At the time of Domesday Sutton Veny was already a thriving community. The manor was divided between three landowners and the population was approximately 160-200. William of Mohun had one third of the land and kept 300 sheep. By 1801 the population had risen to 622. It peaked at 881 in 1871 and then dropped sharply to 571 in 1901. It is likely that, having sustained a large population through the early years of the agricultural depression, this could not be maintained and many people moved into the towns. A small rise occurred during the First World War due to the large army camp. The figure rose again through the 1980s and 90s when new houses were built. In 2001 it was 688.
No main roads enter the parish. Two secondary roads cross at the north west end of the village, one of which is the High Street. The oldest part of the village is probably the south east end, the area once known as Great Sutton. The parish church, the rectory, and, after 1850, the village school, all lay here until towards the end of the 19th century. Here, too, on either side of the lane leading to the church, were Church and Polebridge Farms, which were possibly the demesne farms of the two manors of Great and Feny Sutton.
The main part of the village is along the High Street. The new parish church, the school and the chapel were all built here in the late 19th century. Many of the houses here are early 19th century. The brick gutters running along either side of the road were constructed to replace earlier unpaved ditches in 1868 when the vestry was particularly concerned with the insanitary state of the parish. A number of the cottages flank the road so closely that at that date dirt and damp from these ditches sometimes seeped through their walls.
The biggest change in the 20th century was the onset of World War One when the Wylye Valley was chosen as an area for assembling and training troops. At one point there were approximately 55,000 men camped at Codford, Sutton Veny and Longbridge Deverill. Such a large number of men had a significant impact on the community. Residents of the time never forgot the sights they saw. One vividly described the sight of the troops leaving the Palace Cinema. 'When they turned out of there at night…….you could have walked on their heads, they were just like a flock of sheep, they took every inch of the road you couldn't walk against them.'
One good thing to come out of it all was a boom in the local economy. Many small shops sprang up to cater for the soldiers' needs and local traders flourished. Some of the local civilian population found work with hut building or constructing the railway line from Heytesbury station to Sutton Veny and photographers supplied postcards for the soldiers to send home. Printers and stationers provided souvenir booklets of the men and the camps. It was, of course, also a difficult time. As well as the horrors of war, Sutton Veny suffered an epidemic of Spanish flu. This occurred in 1918 and 169 Australian soldiers were buried in St. John's churchyard. Every year since, on Anzac Day (25th April) a service had been held in their memory and children from the school place flowers on the graves.
Leisure time in Sutton Veny was spent in much the same way as other villages.

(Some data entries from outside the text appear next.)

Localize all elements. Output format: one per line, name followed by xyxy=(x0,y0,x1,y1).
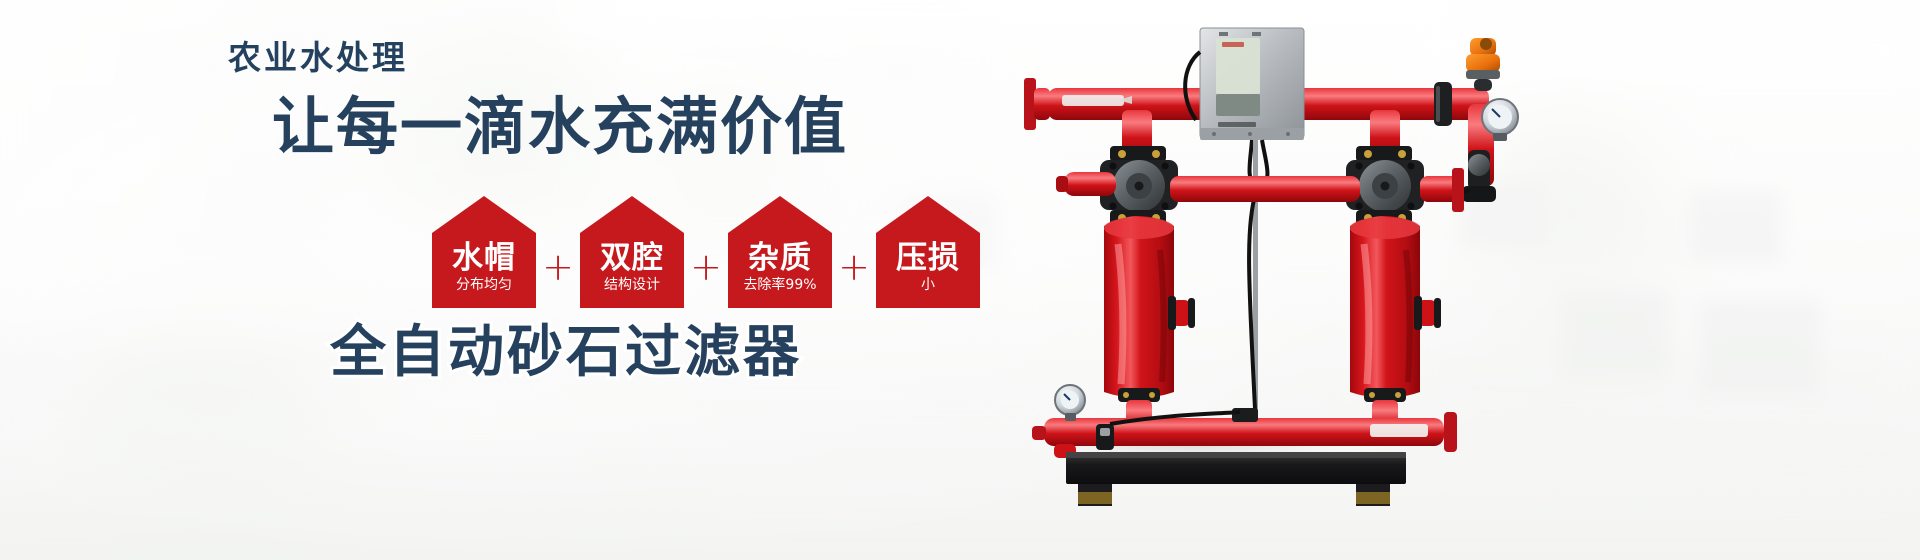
feature-badge-water-cap[interactable]: 水帽 分布均匀 xyxy=(432,196,536,308)
product-bottom-manifold xyxy=(1032,385,1457,458)
feature-badge-pressure-loss[interactable]: 压损 小 xyxy=(876,196,980,308)
product-controller-box xyxy=(1185,28,1304,440)
banner-kicker: 农业水处理 xyxy=(228,41,408,74)
feature-badge-dual-chamber[interactable]: 双腔 结构设计 xyxy=(580,196,684,308)
badge-subtitle: 去除率99% xyxy=(743,276,816,295)
badge-subtitle: 分布均匀 xyxy=(456,276,512,295)
badge-title: 杂质 xyxy=(748,242,812,274)
feature-badge-row: 水帽 分布均匀 + 双腔 结构设计 + 杂质 去除率99% + 压损 小 xyxy=(432,196,980,308)
feature-badge-impurity[interactable]: 杂质 去除率99% xyxy=(728,196,832,308)
plus-separator-icon-2: + xyxy=(684,248,728,286)
product-tank-left xyxy=(1104,216,1195,398)
product-air-release-valve xyxy=(1466,38,1500,91)
hero-banner: 农业水处理 让每一滴水充满价值 水帽 分布均匀 + 双腔 结构设计 + 杂质 去… xyxy=(0,0,1920,560)
badge-subtitle: 小 xyxy=(921,276,935,295)
plus-separator-icon-1: + xyxy=(536,248,580,286)
badge-title: 双腔 xyxy=(600,242,664,274)
banner-subline: 全自动砂石过滤器 xyxy=(330,325,802,381)
banner-headline: 让每一滴水充满价值 xyxy=(272,96,848,158)
plus-separator-icon-3: + xyxy=(832,248,876,286)
badge-title: 压损 xyxy=(896,242,960,274)
product-base-frame xyxy=(1066,452,1406,506)
badge-subtitle: 结构设计 xyxy=(604,276,660,295)
product-tank-right xyxy=(1350,216,1441,398)
product-sand-filter xyxy=(1000,0,1560,560)
badge-title: 水帽 xyxy=(452,242,516,274)
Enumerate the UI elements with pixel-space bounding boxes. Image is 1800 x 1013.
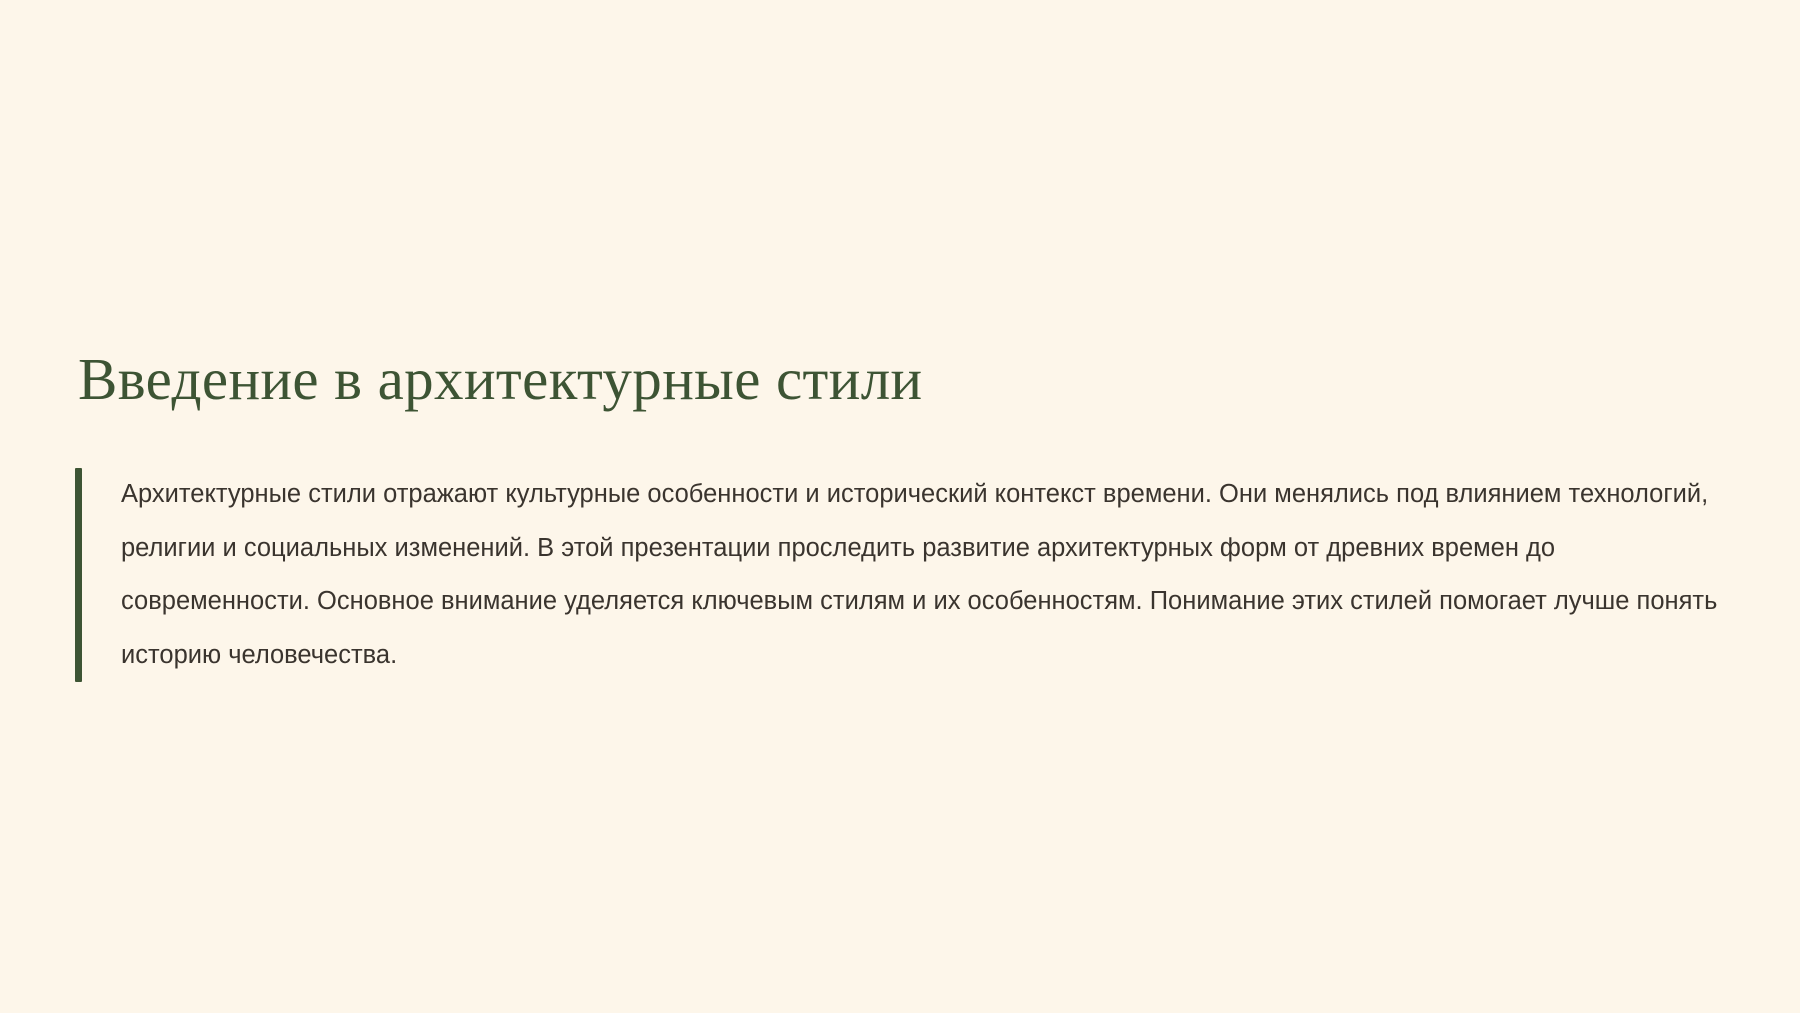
presentation-slide: Введение в архитектурные стили Архитекту… [0, 0, 1800, 1013]
slide-body-block: Архитектурные стили отражают культурные … [75, 468, 1730, 682]
accent-bar [75, 468, 82, 682]
slide-title: Введение в архитектурные стили [78, 346, 923, 412]
slide-body-text: Архитектурные стили отражают культурные … [82, 468, 1730, 682]
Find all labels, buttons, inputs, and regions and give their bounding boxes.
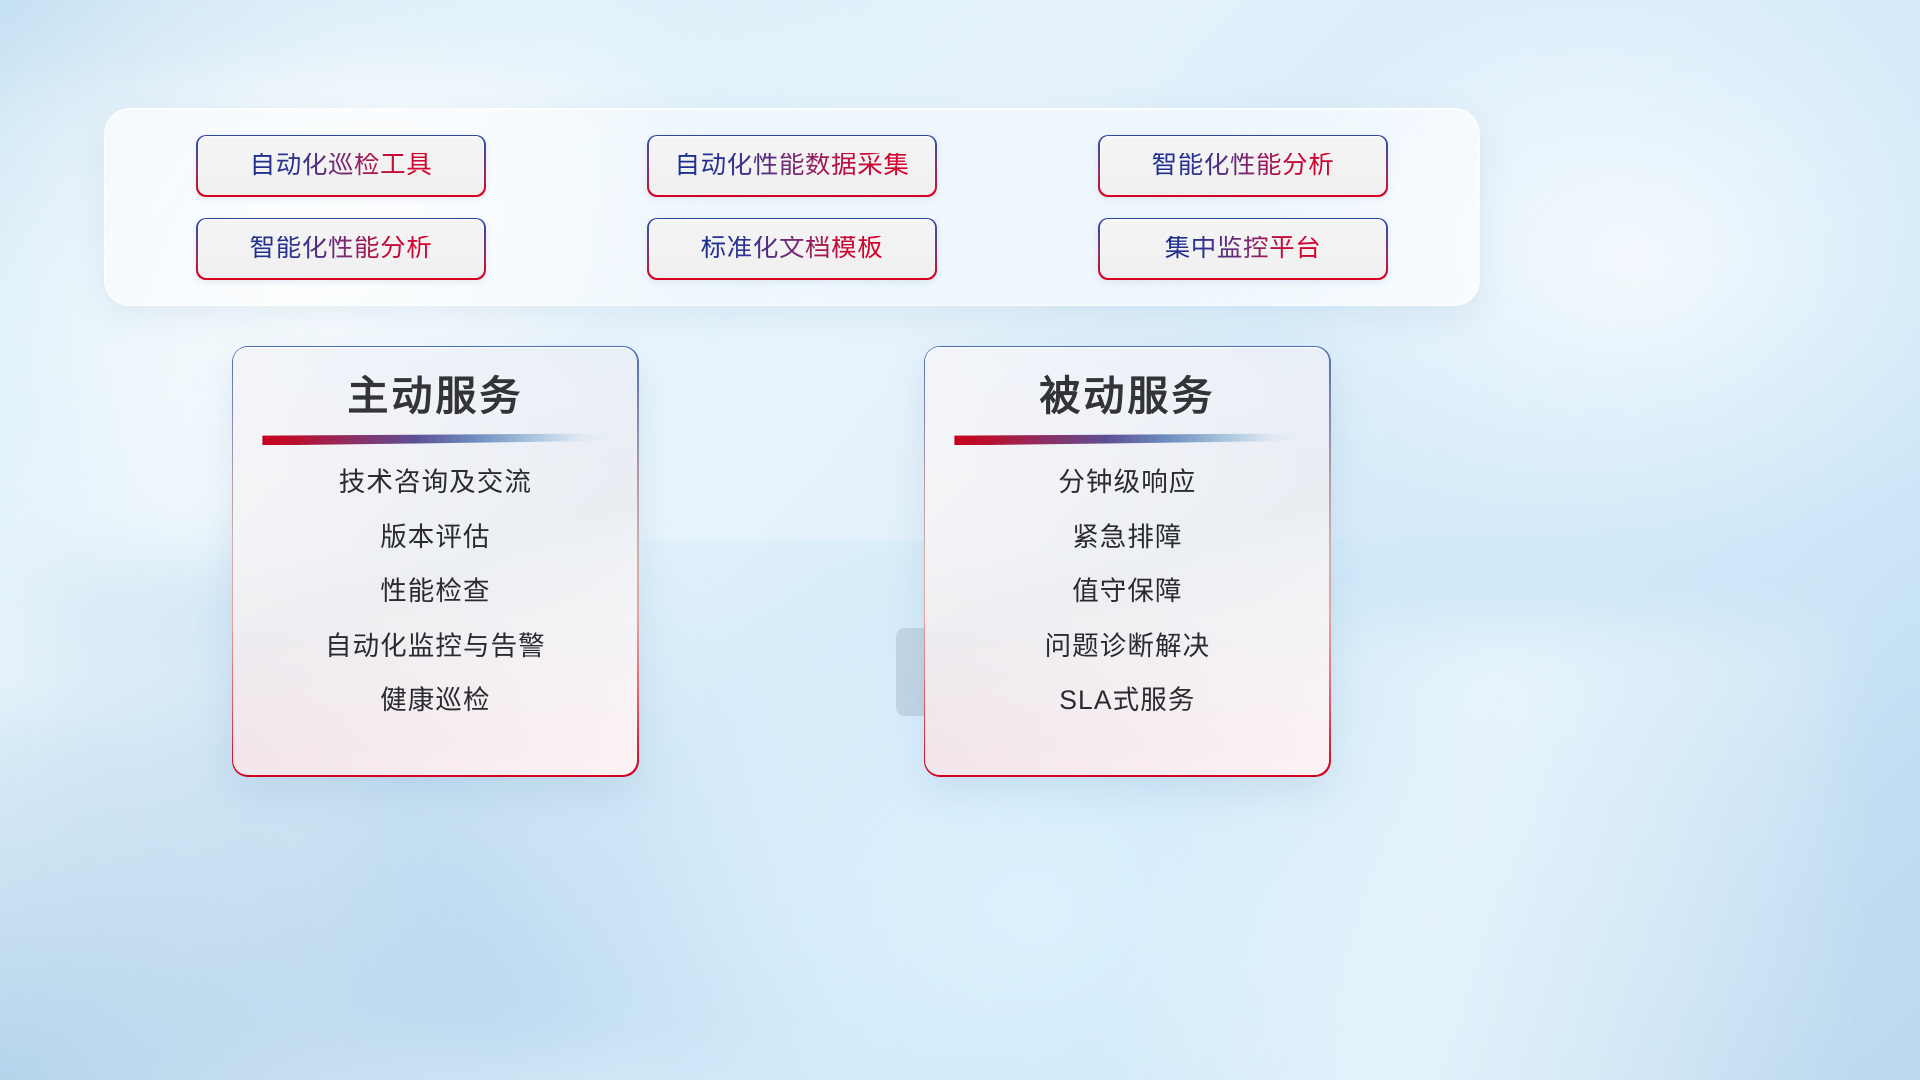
capability-tag-5-surface: 标准化文档模板 <box>649 219 936 278</box>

A cricket club was founded c.1900. The Women's Institute began in 1920. A bowling club ran for many years and North End Farm had a tennis court. There were two pubs, The Woolpack and The Bell, the latter closing in the early 1960s. Duck Street had an off-licence, which closed in the 1970s. Booker Hall was given by the Rev. Booker c.1900 as a reading and lecture room. It was occasionally used as a meeting room. In the 1960s a thriving Youth Club met here several times a week. The village finally got a new hall in 1972. It was enlarged in 1982 and used by numerous groups, including Brownies, Cub Scouts, and a Youth Club. The cricket club also started again. In the year 2000 the Women's Institute planted cherry trees on The Green to celebrate their 80th anniversary.